Mr. Bilger noted that the Long-Range Facilities Planning Committee spent much of its time researching and debating how to address the issue of the middle schools with about half of the 6-8 graders in the 95-year-old Central and the other half in Madison, which was built cheaply in the late 1950s and is deteriorating noticeably. One plan to expand Central to serve all 6-7 graders was estimated to cost $10 million and Committee member Granger Meador points out that students would still have spent most of their day in a 95-year-old facility with its old-fashioned design ill-suited to a true middle school concept. Another plan to expand and renovate Madison would have cost several million dollars more and still left the district with inefficiencies and functional problems from its California-style "Desert Modern" design. Community leaders challenged the Committee to recommend something bold which would truly be best for the 6-7 grade students and the town's long-term growth. More research showed it would be possible to build a new $17.6 million 6-7 grade center which would far better serve those 21st century students.

Physics teacher Granger Meador, also a member of the Planning Committee, pointed out that district patrons cannot vote to increase the general fund millage to boost teacher salaries or reduce class sizes. But they can vote for a bond issue, which can provide better facilities and meet other needs while also reducing operating costs, which thus helps keep class sizes in check.

All but one of the community members who provide opinions in public comment about the bond proposal were supportive of it. One patron did express her concern about sending all of the middle school students to a larger 6-7 grade center on the east side of town at the Madison site, but Dr. Quinn pointed out that the building would be brand new, unlike the 95-year-old Central and the cheaply built Madison, and more importantly the new 6-7 center would be built as a true middle school with multiple pods.
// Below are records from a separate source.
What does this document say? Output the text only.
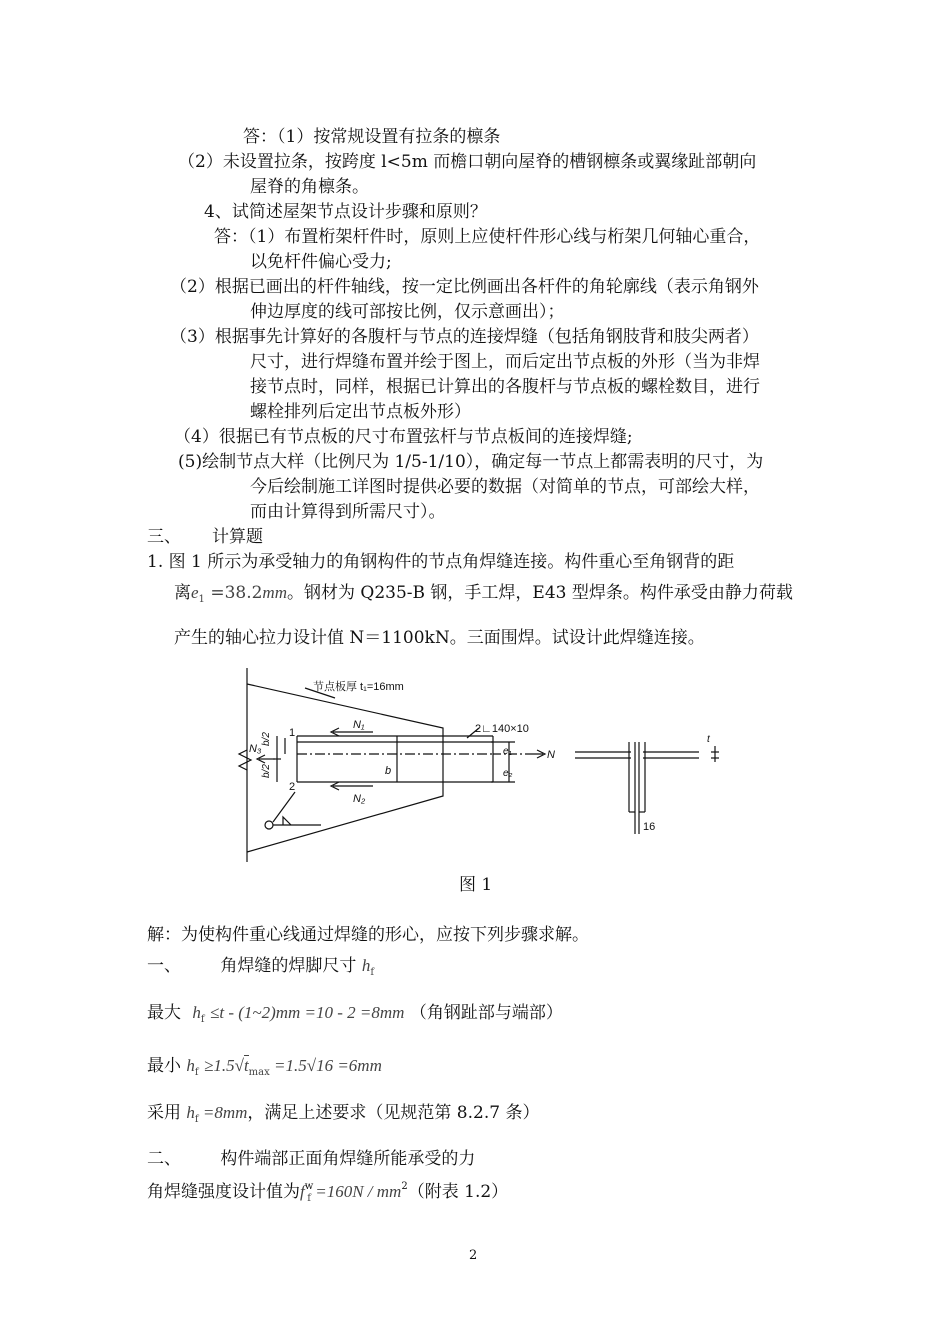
答：（1）按常规设置有拉条的檩条
（2）未设置拉条，按跨度 l<5m 而檐口朝向屋脊的槽钢檩条或翼缘趾部朝向
屋脊的角檩条。
4、试简述屋架节点设计步骤和原则？
答：（1）布置桁架杆件时，原则上应使杆件形心线与桁架几何轴心重合，
以免杆件偏心受力;
（2）根据已画出的杆件轴线，按一定比例画出各杆件的角轮廓线（表示角钢外
伸边厚度的线可部按比例，仅示意画出）；
（3）根据事先计算好的各腹杆与节点的连接焊缝（包括角钢肢背和肢尖两者）
尺寸，进行焊缝布置并绘于图上，而后定出节点板的外形（当为非焊
接节点时，同样，根据已计算出的各腹杆与节点板的螺栓数目，进行
螺栓排列后定出节点板外形）
（4）很据已有节点板的尺寸布置弦杆与节点板间的连接焊缝;
(5)绘制节点大样（比例尺为 1/5-1/10），确定每一节点上都需表明的尺寸，为
今后绘制施工详图时提供必要的数据（对简单的节点，可部绘大样，
而由计算得到所需尺寸）。
三、 计算题
1. 图 1 所示为承受轴力的角钢构件的节点角焊缝连接。构件重心至角钢背的距
离$e_1 =38.2mm$。钢材为 Q235-B 钢，手工焊，E43 型焊条。构件承受由静力荷载
产生的轴心拉力设计值 N＝1100kN。三面围焊。试设计此焊缝连接。
节点板厚 t₁=16mm
2∟140×10
N₁
N₂
N₃	N
1
2
b
b/2
b/2
e₁
e₂
16
t
图 1
解：为使构件重心线通过焊缝的形心，应按下列步骤求解。
一、 角焊缝的焊脚尺寸 $h_f$
最大 $h_f \le t$ - (1~2)mm =10 - 2 =8mm （角钢趾部与端部）
最小 $h_f \ge 1.5√t_{max} =1.5√16 =6mm$
采用 $h_f =8mm$，满足上述要求（见规范第 8.2.7 条）
二、 构件端部正面角焊缝所能承受的力
角焊缝强度设计值为$f^w_f =160N / mm^2$（附表 1.2）
2
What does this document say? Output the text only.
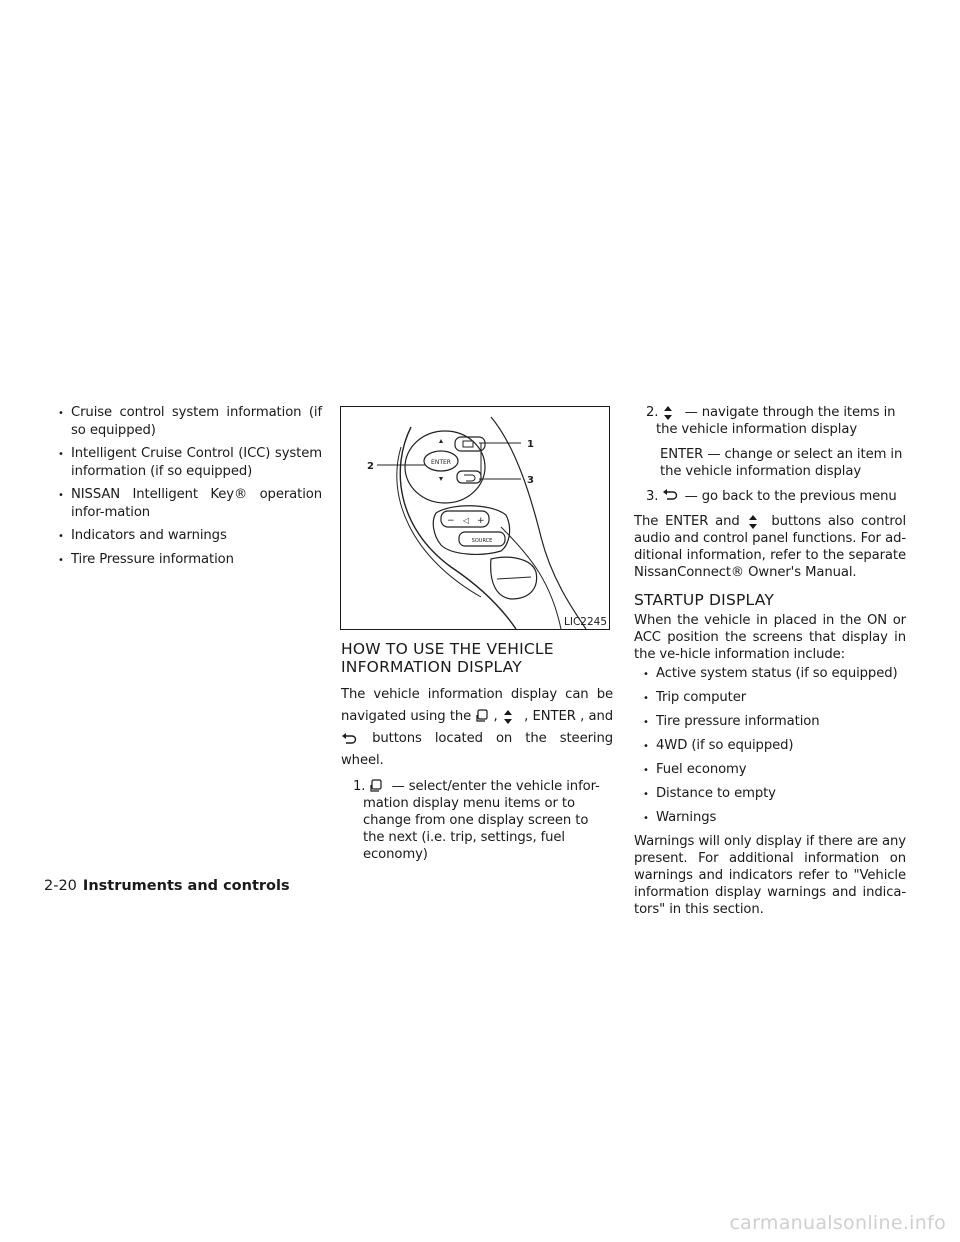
• Cruise control system information (if so equipped)
• Intelligent Cruise Control (ICC) system information (if so equipped)
• NISSAN Intelligent Key® operation infor-mation
• Indicators and warnings
• Tire Pressure information
ENTER
1
2
3
− ◁ +
SOURCE
LIC2245
HOW TO USE THE VEHICLE INFORMATION DISPLAY

The vehicle information display can be navigated using the , , ENTER , and  buttons located on the steering wheel.

1. — select/enter the vehicle infor-mation display menu items or to change from one display screen to the next (i.e. trip, settings, fuel economy)
2. — navigate through the items in the vehicle information display
ENTER — change or select an item in the vehicle information display
3. — go back to the previous menu

The ENTER and buttons also control audio and control panel functions. For ad-ditional information, refer to the separate NissanConnect® Owner's Manual.

STARTUP DISPLAY

When the vehicle in placed in the ON or ACC position the screens that display in the ve-hicle information include:

• Active system status (if so equipped)
• Trip computer
• Tire pressure information
• 4WD (if so equipped)
• Fuel economy
• Distance to empty
• Warnings

Warnings will only display if there are any present. For additional information on warnings and indicators refer to "Vehicle information display warnings and indica-tors" in this section.

2-20 Instruments and controls
carmanualsonline.info
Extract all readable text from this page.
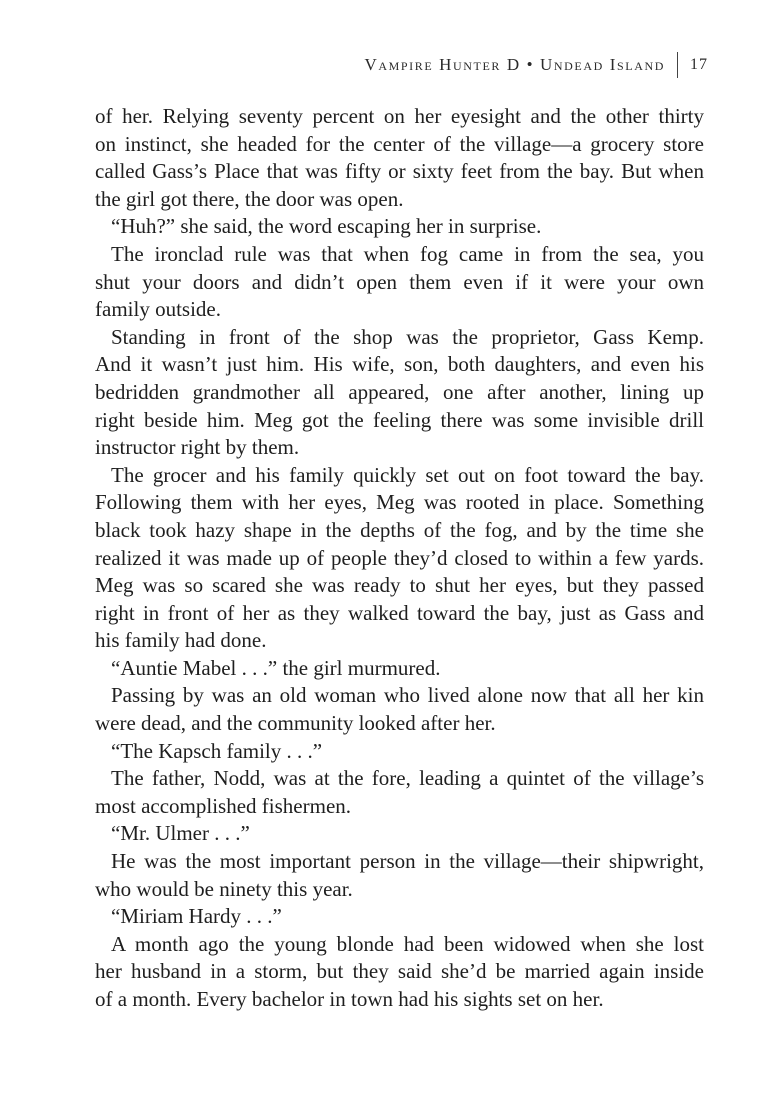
Vampire Hunter D • Undead Island 17
of her. Relying seventy percent on her eyesight and the other thirty
on instinct, she headed for the center of the village—a grocery store
called Gass’s Place that was fifty or sixty feet from the bay. But when
the girl got there, the door was open.
“Huh?” she said, the word escaping her in surprise.
The ironclad rule was that when fog came in from the sea, you
shut your doors and didn’t open them even if it were your own
family outside.
Standing in front of the shop was the proprietor, Gass Kemp.
And it wasn’t just him. His wife, son, both daughters, and even his
bedridden grandmother all appeared, one after another, lining up
right beside him. Meg got the feeling there was some invisible drill
instructor right by them.
The grocer and his family quickly set out on foot toward the bay.
Following them with her eyes, Meg was rooted in place. Something
black took hazy shape in the depths of the fog, and by the time she
realized it was made up of people they’d closed to within a few yards.
Meg was so scared she was ready to shut her eyes, but they passed
right in front of her as they walked toward the bay, just as Gass and
his family had done.
“Auntie Mabel . . .” the girl murmured.
Passing by was an old woman who lived alone now that all her kin
were dead, and the community looked after her.
“The Kapsch family . . .”
The father, Nodd, was at the fore, leading a quintet of the village’s
most accomplished fishermen.
“Mr. Ulmer . . .”
He was the most important person in the village—their shipwright,
who would be ninety this year.
“Miriam Hardy . . .”
A month ago the young blonde had been widowed when she lost
her husband in a storm, but they said she’d be married again inside
of a month. Every bachelor in town had his sights set on her.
Each pod would have a teamed set of core teachers (language arts, mathematics, science, and social studies) serving the same group of youngsters who would only leave that school-within-a-school setting for electives.

Other patrons came forward to express their support, as quoted 

in  the Examiner-Enterprise: “I am particularly pleased that it seems to be a very sound, comprehensive, long-range plan,” said Byron Boles, a parent of four children in the Bartlesville Public School District, during the public comment section of the meeting. “I just frankly love the idea of moving the tenth graders to the high school and the idea of building the new middle school. … The efficiencies that we are going to get out of a new middle school will be incredible.”